8 entries

1927

The year it became formally impossible to know everything: Heisenberg wrote down the uncertainty principle, and a Belgian priest calculated that the universe was not static but expanding — a conclusion so strange that Einstein told him his physics was good and his thinking was deplorable.

Nobel Prizes

  • Nobel Prize in Physics

    Arthur H. Compton · C.T.R. Wilson

    Compton won for showing that X-ray photons behave like billiard balls during collisions with electrons. Wilson won for the cloud chamber — a vessel of supersaturated vapour in which a passing charged particle leaves a visible trail of condensed droplets, like a tiny contrail, making the invisible suddenly, beautifully legible.

  • Nobel Prize in Chemistry

    Heinrich Wieland

    Wieland worked out the chemical constitution of the bile acids — the molecules your liver produces to help digest fats — and in doing so revealed a common structural backbone shared with steroids and cholesterol. The architecture of a whole family of biological molecules came into focus.

  • Nobel Prize in Physiology or Medicine

    Julius Wagner-Jauregg

    Wagner-Jauregg had observed that the high fevers caused by malaria sometimes appeared to cure the neurological devastation of late-stage syphilis — dementia paralytica — and had the nerve to test the idea deliberately, infecting patients with malarial parasites. It worked. That this treatment is now considered extraordinarily dangerous does not diminish what he observed.

  • Nobel Prize in Literature

    Henri Bergson

    Bergson's ideas about time, consciousness, and creative evolution had, over thirty years, reshaped how educated Europe thought about mind and duration. The committee praised his rich and vitalising ideas — a diplomatic formulation for a philosopher whose influence on literature was real even if he himself wrote no fiction.

  • Nobel Peace Prize

    Ferdinand Buisson · Ludwig Quidde

    Buisson had spent decades in French education and pacifist politics; Quidde had spent his in German antimilitarism, including a satirical pamphlet so pointed it had briefly landed him in prison. The committee gave them the prize jointly for building, in France and Germany respectively, the kind of public opinion that prefers not to go to war.

Discoveries

  • Heisenberg articulates the uncertainty principle

    Early in 1927, Heisenberg published what is now probably the most famous single equation in physics: that the uncertainty in a particle's position multiplied by the uncertainty in its momentum can never be smaller than h-bar over two. This is not a statement about imperfect instruments; it is a statement about what nature will permit you to know.

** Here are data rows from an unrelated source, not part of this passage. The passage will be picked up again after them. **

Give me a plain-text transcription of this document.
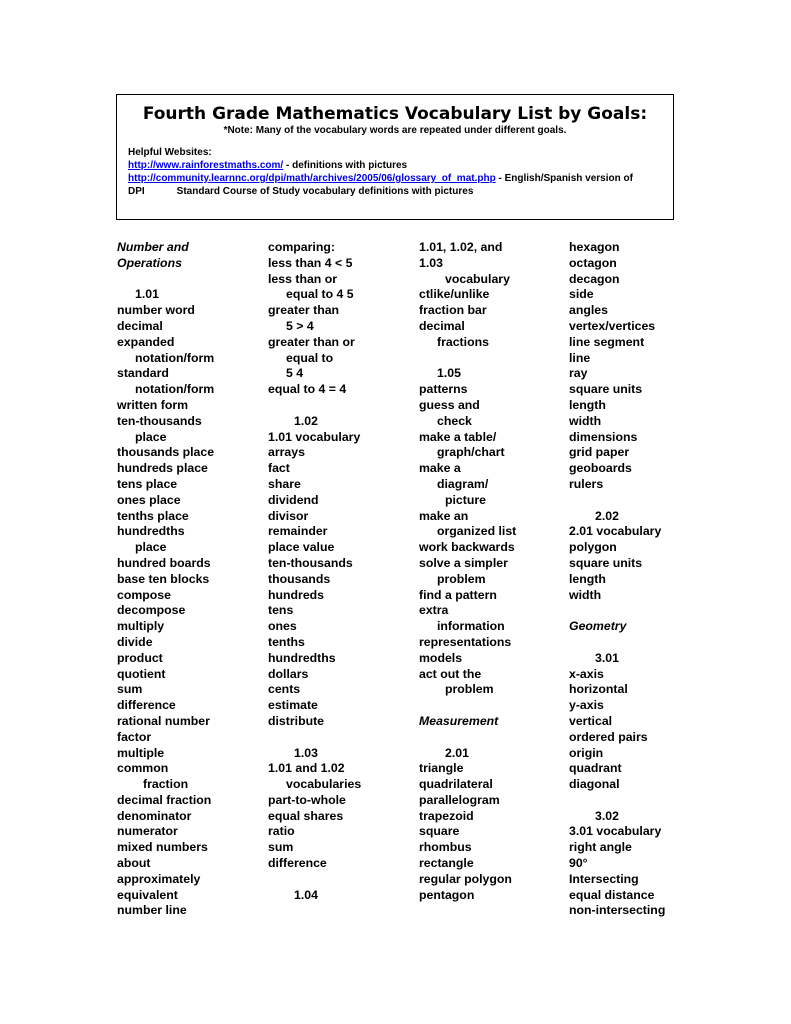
Fourth Grade Mathematics Vocabulary List by Goals:
*Note: Many of the vocabulary words are repeated under different goals.
Helpful Websites:
http://www.rainforestmaths.com/ - definitions with pictures
http://community.learnnc.org/dpi/math/archives/2005/06/glossary_of_mat.php - English/Spanish version of
DPI	Standard Course of Study vocabulary definitions with pictures
Number and
Operations
1.01
number word
decimal
expanded
notation/form
standard
notation/form
written form
ten-thousands
place
thousands place
hundreds place
tens place
ones place
tenths place
hundredths
place
hundred boards
base ten blocks
compose
decompose
multiply
divide
product
quotient
sum
difference
rational number
factor
multiple
common
fraction
decimal fraction
denominator
numerator
mixed numbers
about
approximately
equivalent
number line
comparing:
less than 4 < 5
less than or
equal to 4 5
greater than
5 > 4
greater than or
equal to
5 4
equal to 4 = 4
1.02
1.01 vocabulary
arrays
fact
share
dividend
divisor
remainder
place value
ten-thousands
thousands
hundreds
tens
ones
tenths
hundredths
dollars
cents
estimate
distribute
1.03
1.01 and 1.02
vocabularies
part-to-whole
equal shares
ratio
sum
difference
1.04
1.01, 1.02, and
1.03
vocabulary
ctlike/unlike
fraction bar
decimal
fractions
1.05
patterns
guess and
check
make a table/
graph/chart
make a
diagram/
picture
make an
organized list
work backwards
solve a simpler
problem
find a pattern
extra
information
representations
models
act out the
problem
Measurement
2.01
triangle
quadrilateral
parallelogram
trapezoid
square
rhombus
rectangle
regular polygon
pentagon
hexagon
octagon
decagon
side
angles
vertex/vertices
line segment
line
ray
square units
length
width
dimensions
grid paper
geoboards
rulers
2.02
2.01 vocabulary
polygon
square units
length
width
Geometry
3.01
x-axis
horizontal
y-axis
vertical
ordered pairs
origin
quadrant
diagonal
3.02
3.01 vocabulary
right angle
90°
Intersecting
equal distance
non-intersecting
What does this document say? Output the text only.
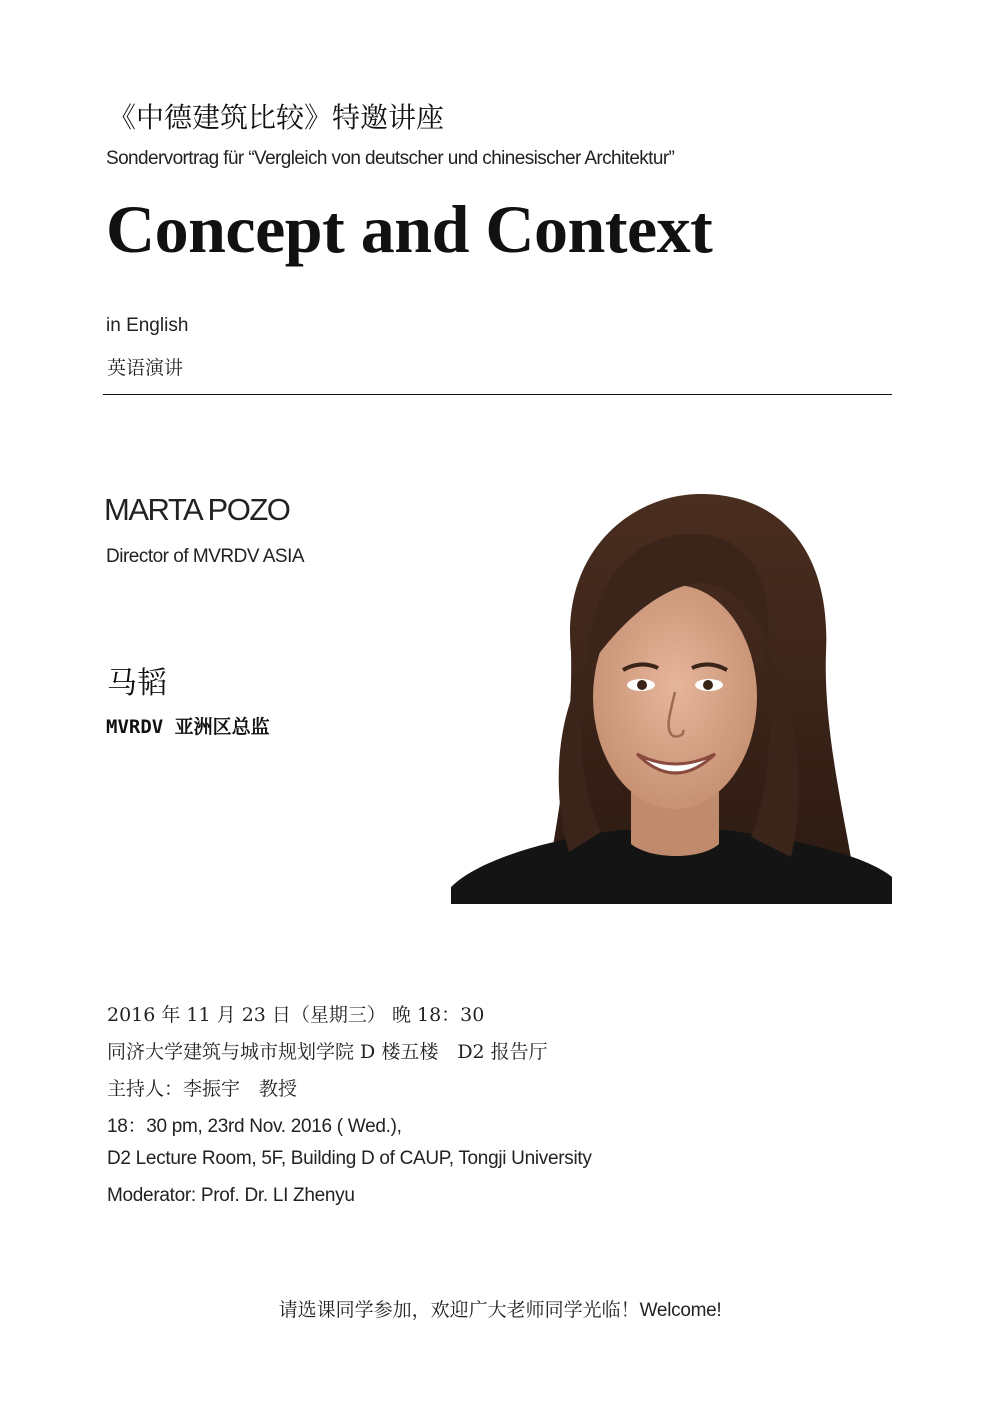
《中德建筑比较》特邀讲座
Sondervortrag für “Vergleich von deutscher und chinesischer Architektur”
Concept and Context
in English
英语演讲
MARTA POZO
Director of MVRDV ASIA
马韬
MVRDV 亚洲区总监
2016 年 11 月 23 日（星期三） 晚 18：30
同济大学建筑与城市规划学院 D 楼五楼　D2 报告厅
主持人：李振宇　教授
18：30 pm, 23rd Nov. 2016 ( Wed.),
D2 Lecture Room, 5F, Building D of CAUP, Tongji University
Moderator: Prof. Dr. LI Zhenyu
请选课同学参加，欢迎广大老师同学光临！Welcome!
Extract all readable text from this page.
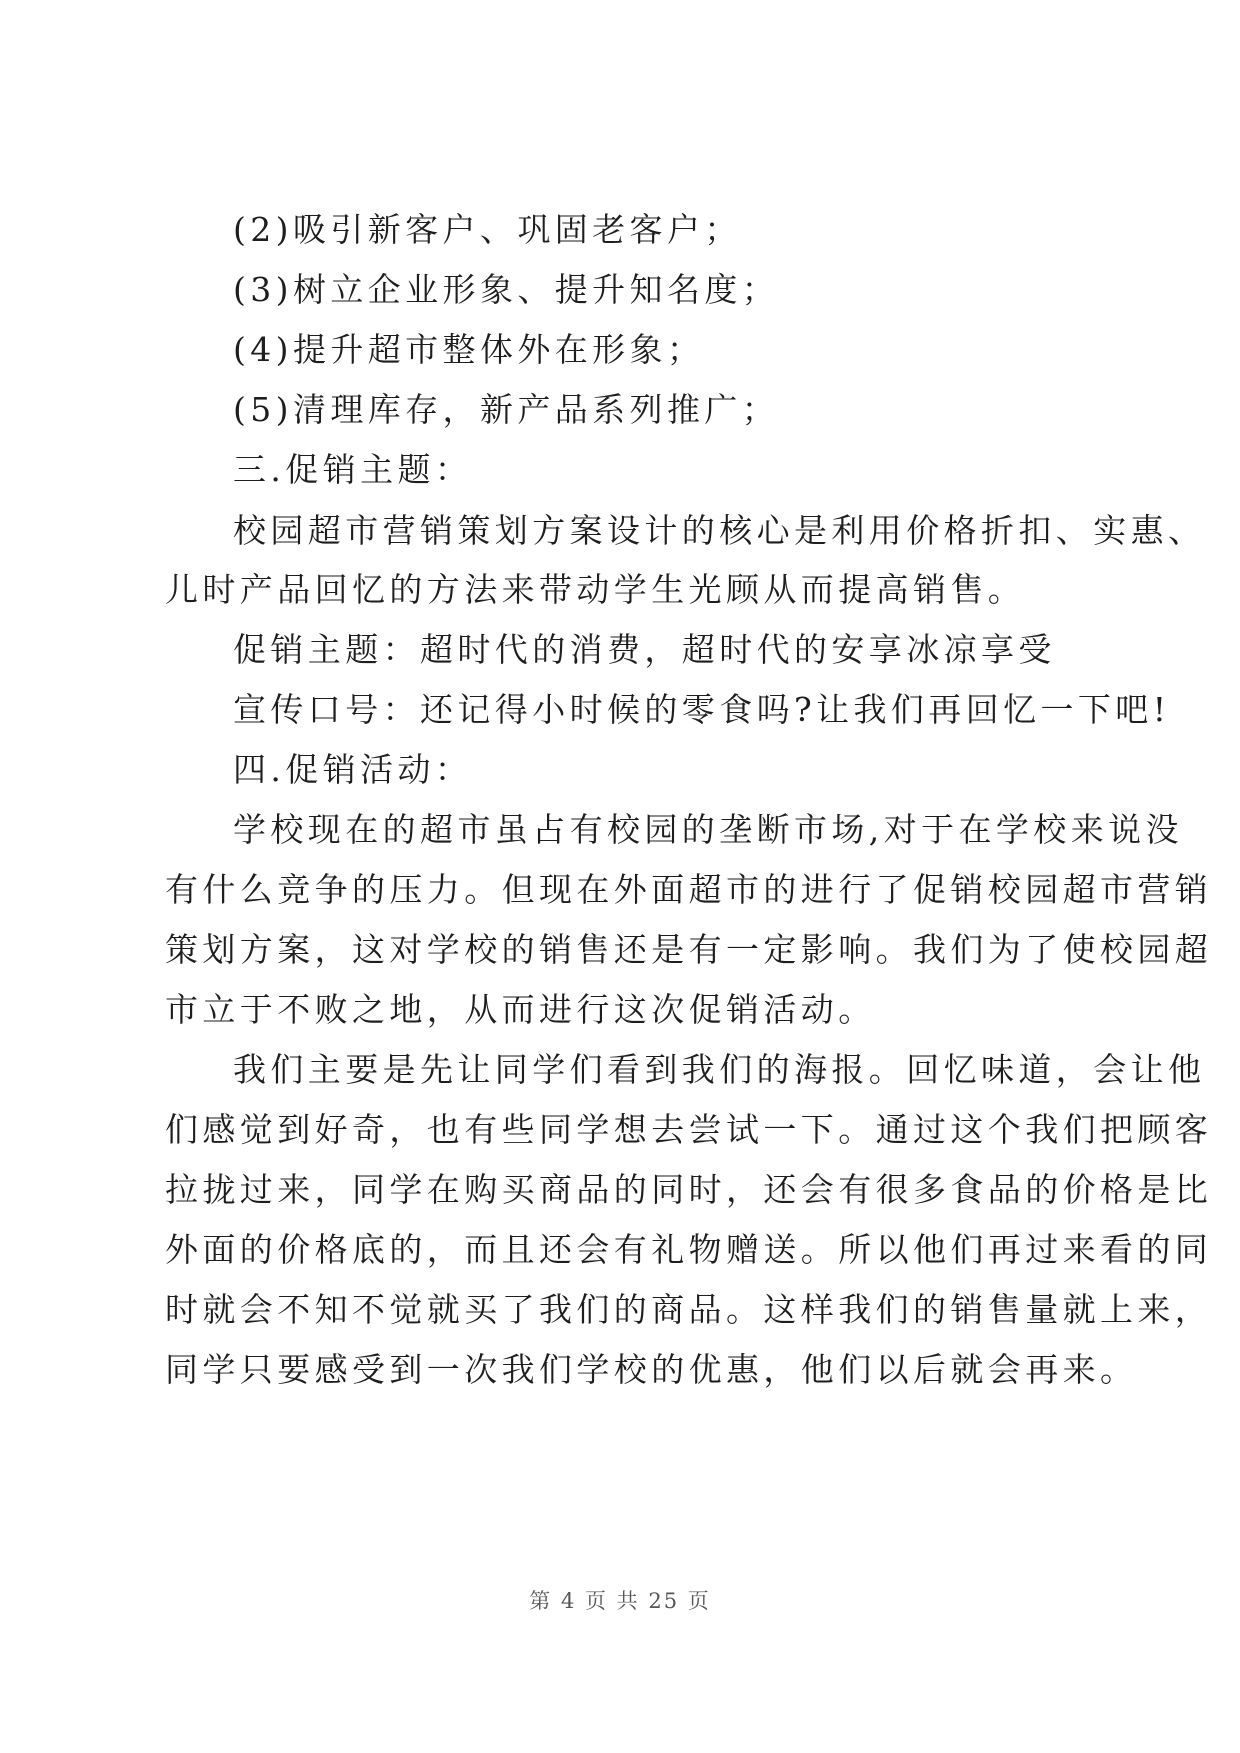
(2)吸引新客户、巩固老客户；
(3)树立企业形象、提升知名度；
(4)提升超市整体外在形象；
(5)清理库存，新产品系列推广；
三.促销主题：
校园超市营销策划方案设计的核心是利用价格折扣、实惠、
儿时产品回忆的方法来带动学生光顾从而提高销售。
促销主题：超时代的消费，超时代的安享冰凉享受
宣传口号：还记得小时候的零食吗?让我们再回忆一下吧!
四.促销活动：
学校现在的超市虽占有校园的垄断市场,对于在学校来说没
有什么竞争的压力。但现在外面超市的进行了促销校园超市营销
策划方案，这对学校的销售还是有一定影响。我们为了使校园超
市立于不败之地，从而进行这次促销活动。
我们主要是先让同学们看到我们的海报。回忆味道，会让他
们感觉到好奇，也有些同学想去尝试一下。通过这个我们把顾客
拉拢过来，同学在购买商品的同时，还会有很多食品的价格是比
外面的价格底的，而且还会有礼物赠送。所以他们再过来看的同
时就会不知不觉就买了我们的商品。这样我们的销售量就上来，
同学只要感受到一次我们学校的优惠，他们以后就会再来。
第 4 页 共 25 页
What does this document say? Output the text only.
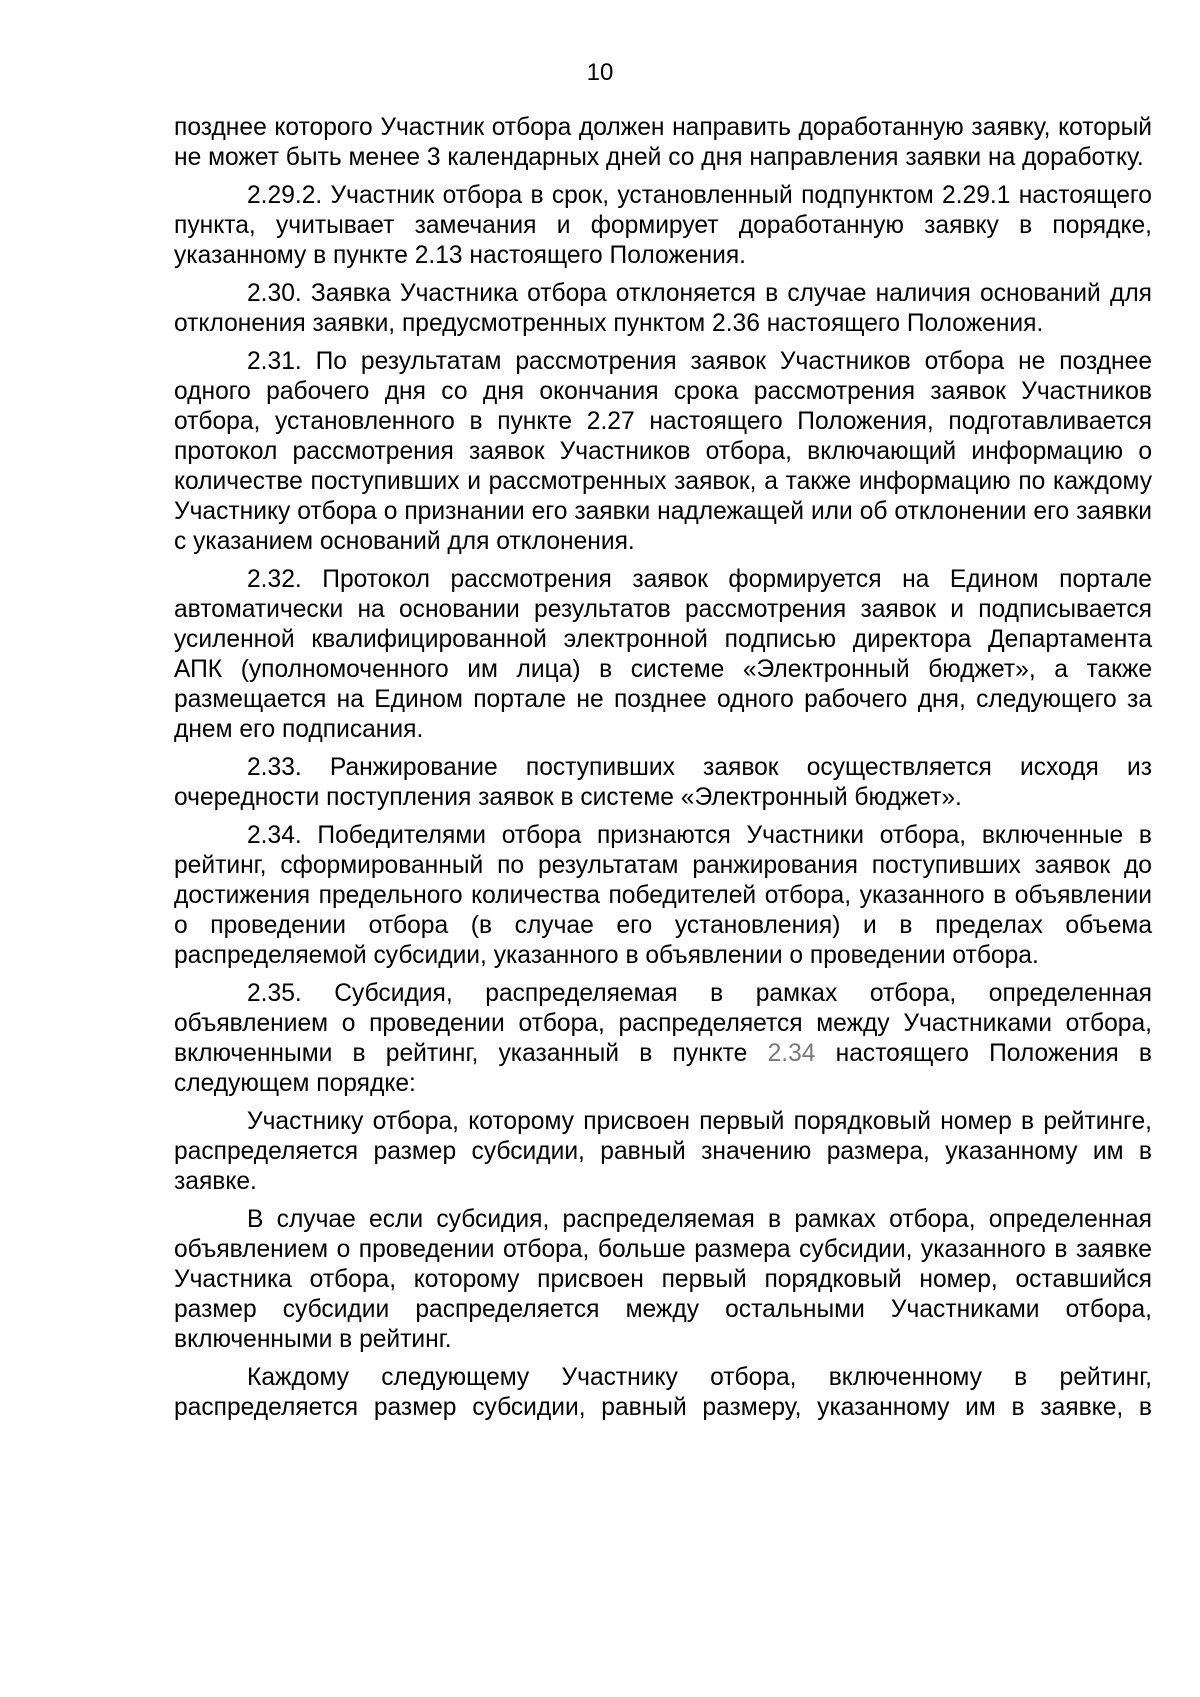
10

позднее которого Участник отбора должен направить доработанную заявку, который не может быть менее 3 календарных дней со дня направления заявки на доработку.

2.29.2. Участник отбора в срок, установленный подпунктом 2.29.1 настоящего пункта, учитывает замечания и формирует доработанную заявку в порядке, указанному в пункте 2.13 настоящего Положения.

2.30. Заявка Участника отбора отклоняется в случае наличия оснований для отклонения заявки, предусмотренных пунктом 2.36 настоящего Положения.

2.31. По результатам рассмотрения заявок Участников отбора не позднее одного рабочего дня со дня окончания срока рассмотрения заявок Участников отбора, установленного в пункте 2.27 настоящего Положения, подготавливается протокол рассмотрения заявок Участников отбора, включающий информацию о количестве поступивших и рассмотренных заявок, а также информацию по каждому Участнику отбора о признании его заявки надлежащей или об отклонении его заявки с указанием оснований для отклонения.

2.32. Протокол рассмотрения заявок формируется на Едином портале автоматически на основании результатов рассмотрения заявок и подписывается усиленной квалифицированной электронной подписью директора Департамента АПК (уполномоченного им лица) в системе «Электронный бюджет», а также размещается на Едином портале не позднее одного рабочего дня, следующего за днем его подписания.

2.33. Ранжирование поступивших заявок осуществляется исходя из очередности поступления заявок в системе «Электронный бюджет».

2.34. Победителями отбора признаются Участники отбора, включенные в рейтинг, сформированный по результатам ранжирования поступивших заявок до достижения предельного количества победителей отбора, указанного в объявлении о проведении отбора (в случае его установления) и в пределах объема распределяемой субсидии, указанного в объявлении о проведении отбора.

2.35. Субсидия, распределяемая в рамках отбора, определенная объявлением о проведении отбора, распределяется между Участниками отбора, включенными в рейтинг, указанный в пункте 2.34 настоящего Положения в следующем порядке:

Участнику отбора, которому присвоен первый порядковый номер в рейтинге, распределяется размер субсидии, равный значению размера, указанному им в заявке.

В случае если субсидия, распределяемая в рамках отбора, определенная объявлением о проведении отбора, больше размера субсидии, указанного в заявке Участника отбора, которому присвоен первый порядковый номер, оставшийся размер субсидии распределяется между остальными Участниками отбора, включенными в рейтинг.

Каждому следующему Участнику отбора, включенному в рейтинг, распределяется размер субсидии, равный размеру, указанному им в заявке, в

  • Lemaître derives the expanding universe solution

    Georges Lemaître, a Catholic priest and trained physicist, published a paper in the Annals of the Scientific Society of Brussels showing that Einstein's field equations naturally predict an expanding universe — and deriving the relationship between a galaxy's distance and its recession speed that Hubble would confirm observationally two years later. Einstein read it and told him the maths was fine but the physics was abominable.

Milestones

  • Goddard's rocket experiments continue

    Robert Goddard continued his methodical experiments in rocket propulsion in Massachusetts, testing new fuel configurations and stabilisation methods. His launches attracted little notice and occasional mockery from the press. He continued anyway.